The Georgia Supreme Court let the judge's ruling stand late Wednesday, concluding that prosecutors didn't properly appeal the decision. The court rejected a second appeal Thursday, clearing the way for the recording to happen.
On Thursday night, a videographer with a camera on a tripod stood inside the execution chamber about 5 feet away from the gurney where DeYoung lay.
When asked to make a final statement, DeYoung said he was "sorry to everyone I hurt."
When the three-drug injection began, DeYoung blinked his eyes and swallowed for about two minutes, then his eyes closed and he became still. He was pronounced dead at 8:04 p.m.
Authorities said DeYoung cut the telephone wires of his family's home in the middle of the night in 1993. He then stabbed his mother repeatedly while she was sleeping upstairs, and then stabbed his father and sister, prosecutors said. A brother sleeping downstairs escaped after hearing the commotion and ran to a neighbor's house for help.
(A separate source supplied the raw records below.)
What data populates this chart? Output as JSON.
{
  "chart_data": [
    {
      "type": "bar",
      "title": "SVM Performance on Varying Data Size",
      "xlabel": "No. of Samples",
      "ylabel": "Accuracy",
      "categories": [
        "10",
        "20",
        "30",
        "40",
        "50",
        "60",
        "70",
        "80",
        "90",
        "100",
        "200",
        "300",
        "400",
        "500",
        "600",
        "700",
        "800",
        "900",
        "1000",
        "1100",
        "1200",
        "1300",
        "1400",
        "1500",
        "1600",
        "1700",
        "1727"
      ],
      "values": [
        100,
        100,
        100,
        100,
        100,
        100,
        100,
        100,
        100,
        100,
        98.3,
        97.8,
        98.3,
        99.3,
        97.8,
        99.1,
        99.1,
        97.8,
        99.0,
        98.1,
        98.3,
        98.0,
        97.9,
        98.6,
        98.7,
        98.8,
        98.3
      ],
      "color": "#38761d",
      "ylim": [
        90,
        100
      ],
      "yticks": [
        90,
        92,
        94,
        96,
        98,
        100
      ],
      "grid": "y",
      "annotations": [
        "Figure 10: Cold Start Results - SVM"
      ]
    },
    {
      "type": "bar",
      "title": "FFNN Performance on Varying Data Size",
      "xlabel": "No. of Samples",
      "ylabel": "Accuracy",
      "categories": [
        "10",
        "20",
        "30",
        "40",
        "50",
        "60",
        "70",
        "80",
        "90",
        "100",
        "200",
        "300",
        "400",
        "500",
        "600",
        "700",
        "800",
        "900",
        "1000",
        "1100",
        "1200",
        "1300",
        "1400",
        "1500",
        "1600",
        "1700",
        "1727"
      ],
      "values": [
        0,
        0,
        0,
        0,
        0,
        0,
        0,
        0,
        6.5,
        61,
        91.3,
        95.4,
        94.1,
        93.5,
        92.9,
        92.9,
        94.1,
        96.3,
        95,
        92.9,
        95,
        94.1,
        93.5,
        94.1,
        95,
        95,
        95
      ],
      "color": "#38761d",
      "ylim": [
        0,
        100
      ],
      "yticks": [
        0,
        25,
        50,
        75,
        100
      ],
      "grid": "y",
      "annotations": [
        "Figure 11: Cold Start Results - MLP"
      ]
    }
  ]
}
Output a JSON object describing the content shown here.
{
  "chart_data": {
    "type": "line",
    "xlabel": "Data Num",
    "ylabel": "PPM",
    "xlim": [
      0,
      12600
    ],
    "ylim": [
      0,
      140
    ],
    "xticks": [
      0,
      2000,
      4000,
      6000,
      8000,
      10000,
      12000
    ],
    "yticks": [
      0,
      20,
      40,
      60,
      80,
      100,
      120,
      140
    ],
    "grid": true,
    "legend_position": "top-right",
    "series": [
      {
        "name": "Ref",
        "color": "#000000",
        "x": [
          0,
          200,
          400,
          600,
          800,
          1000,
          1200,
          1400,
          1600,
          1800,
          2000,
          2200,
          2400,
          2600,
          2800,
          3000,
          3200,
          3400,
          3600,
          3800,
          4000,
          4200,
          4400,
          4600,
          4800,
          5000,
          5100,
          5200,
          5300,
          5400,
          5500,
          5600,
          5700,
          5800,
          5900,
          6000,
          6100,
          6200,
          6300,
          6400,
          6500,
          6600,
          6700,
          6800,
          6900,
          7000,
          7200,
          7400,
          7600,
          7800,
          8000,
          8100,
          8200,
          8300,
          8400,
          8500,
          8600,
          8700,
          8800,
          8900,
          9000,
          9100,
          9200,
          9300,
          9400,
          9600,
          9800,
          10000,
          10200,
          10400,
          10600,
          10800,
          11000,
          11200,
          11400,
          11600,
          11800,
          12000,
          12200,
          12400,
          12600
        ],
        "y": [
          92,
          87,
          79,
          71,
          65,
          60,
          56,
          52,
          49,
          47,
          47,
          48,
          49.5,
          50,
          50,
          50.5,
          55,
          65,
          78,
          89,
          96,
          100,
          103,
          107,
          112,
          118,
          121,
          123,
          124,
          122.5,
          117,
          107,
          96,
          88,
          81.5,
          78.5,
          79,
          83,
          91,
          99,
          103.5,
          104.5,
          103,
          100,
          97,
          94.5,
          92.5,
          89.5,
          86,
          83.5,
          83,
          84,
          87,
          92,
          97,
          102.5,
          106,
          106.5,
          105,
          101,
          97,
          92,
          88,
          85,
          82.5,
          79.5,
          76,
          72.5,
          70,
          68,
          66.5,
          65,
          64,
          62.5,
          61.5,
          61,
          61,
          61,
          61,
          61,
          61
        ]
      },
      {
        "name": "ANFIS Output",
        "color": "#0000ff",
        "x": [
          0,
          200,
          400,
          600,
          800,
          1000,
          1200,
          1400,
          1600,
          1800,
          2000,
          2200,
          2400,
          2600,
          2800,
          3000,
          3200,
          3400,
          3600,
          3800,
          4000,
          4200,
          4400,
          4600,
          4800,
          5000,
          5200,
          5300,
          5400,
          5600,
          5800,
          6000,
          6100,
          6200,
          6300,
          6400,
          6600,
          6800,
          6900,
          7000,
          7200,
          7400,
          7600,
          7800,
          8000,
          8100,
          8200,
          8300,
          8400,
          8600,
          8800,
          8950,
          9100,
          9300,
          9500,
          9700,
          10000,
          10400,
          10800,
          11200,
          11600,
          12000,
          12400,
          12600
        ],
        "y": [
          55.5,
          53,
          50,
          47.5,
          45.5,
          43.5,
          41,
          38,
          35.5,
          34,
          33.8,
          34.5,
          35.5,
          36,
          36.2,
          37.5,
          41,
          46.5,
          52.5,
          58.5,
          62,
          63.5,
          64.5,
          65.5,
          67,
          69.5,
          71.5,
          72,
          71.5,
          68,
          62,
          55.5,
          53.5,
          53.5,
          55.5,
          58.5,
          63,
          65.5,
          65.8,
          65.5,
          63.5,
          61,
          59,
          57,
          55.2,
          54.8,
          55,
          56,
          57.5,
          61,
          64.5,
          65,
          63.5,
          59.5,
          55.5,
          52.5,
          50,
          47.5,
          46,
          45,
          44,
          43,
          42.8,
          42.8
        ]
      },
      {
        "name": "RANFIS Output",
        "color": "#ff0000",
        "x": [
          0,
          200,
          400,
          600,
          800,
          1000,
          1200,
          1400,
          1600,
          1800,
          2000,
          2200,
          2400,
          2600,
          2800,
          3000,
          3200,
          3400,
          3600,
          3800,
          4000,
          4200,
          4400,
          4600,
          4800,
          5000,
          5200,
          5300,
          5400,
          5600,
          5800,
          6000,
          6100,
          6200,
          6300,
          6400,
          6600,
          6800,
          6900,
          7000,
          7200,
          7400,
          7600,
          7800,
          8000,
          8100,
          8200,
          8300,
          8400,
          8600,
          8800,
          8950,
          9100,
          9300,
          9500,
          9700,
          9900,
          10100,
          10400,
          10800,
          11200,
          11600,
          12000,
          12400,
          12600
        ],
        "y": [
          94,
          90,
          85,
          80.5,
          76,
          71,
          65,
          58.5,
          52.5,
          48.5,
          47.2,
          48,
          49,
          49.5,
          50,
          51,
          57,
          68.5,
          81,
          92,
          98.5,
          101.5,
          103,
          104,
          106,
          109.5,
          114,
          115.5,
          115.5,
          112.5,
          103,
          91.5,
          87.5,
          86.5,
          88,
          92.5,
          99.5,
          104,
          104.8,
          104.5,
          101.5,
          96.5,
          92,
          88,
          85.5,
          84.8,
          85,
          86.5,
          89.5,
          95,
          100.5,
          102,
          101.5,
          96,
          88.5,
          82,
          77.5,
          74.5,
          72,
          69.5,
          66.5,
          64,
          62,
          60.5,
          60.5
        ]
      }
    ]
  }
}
The last time an execution was recorded took place in California in 1992, when attorneys challenged the use of gas as a method of execution, said defense attorney Brian Kammer, who filed the video motion. Timothy McVeigh's 2001 execution at a federal prison in Indiana was broadcast on closed-circuit TV to a gathering of survivors and victims' family members in Oklahoma City, but there was no indication it was taped. Georgia attorneys argued the courts don't have the power to order a video crew to monitor an execution, and warned the recording could leak out into the public despite the judge's order to seal the tape. The state also warned that allowing the recording would interfere with the strict security measures in place for executions. But defense lawyers said the security concerns were overblown. Kammer said in the filing that the corrections department has routinely let school tours within the prison and allowed a PBS show in 2006 to film the execution chamber, although it did not tape an execution. "It is simply disingenuous to assert that video recording of Mr. DeYoung's execution constitutes a fundamental threat to the security of the institution," he said in the filing. While death penalty attorneys applaud the judge's order, they say additional steps are needed to ensure lethal injections are proper. "It is always better to have more transparency in what has been an exceptionally secretive execution process," said Ty Alper, an attorney who works with the death penalty clinic at the University of California-Berkeley. "But videotaping an upcoming execution is no substitute for conducting a real investigation into what actually happened."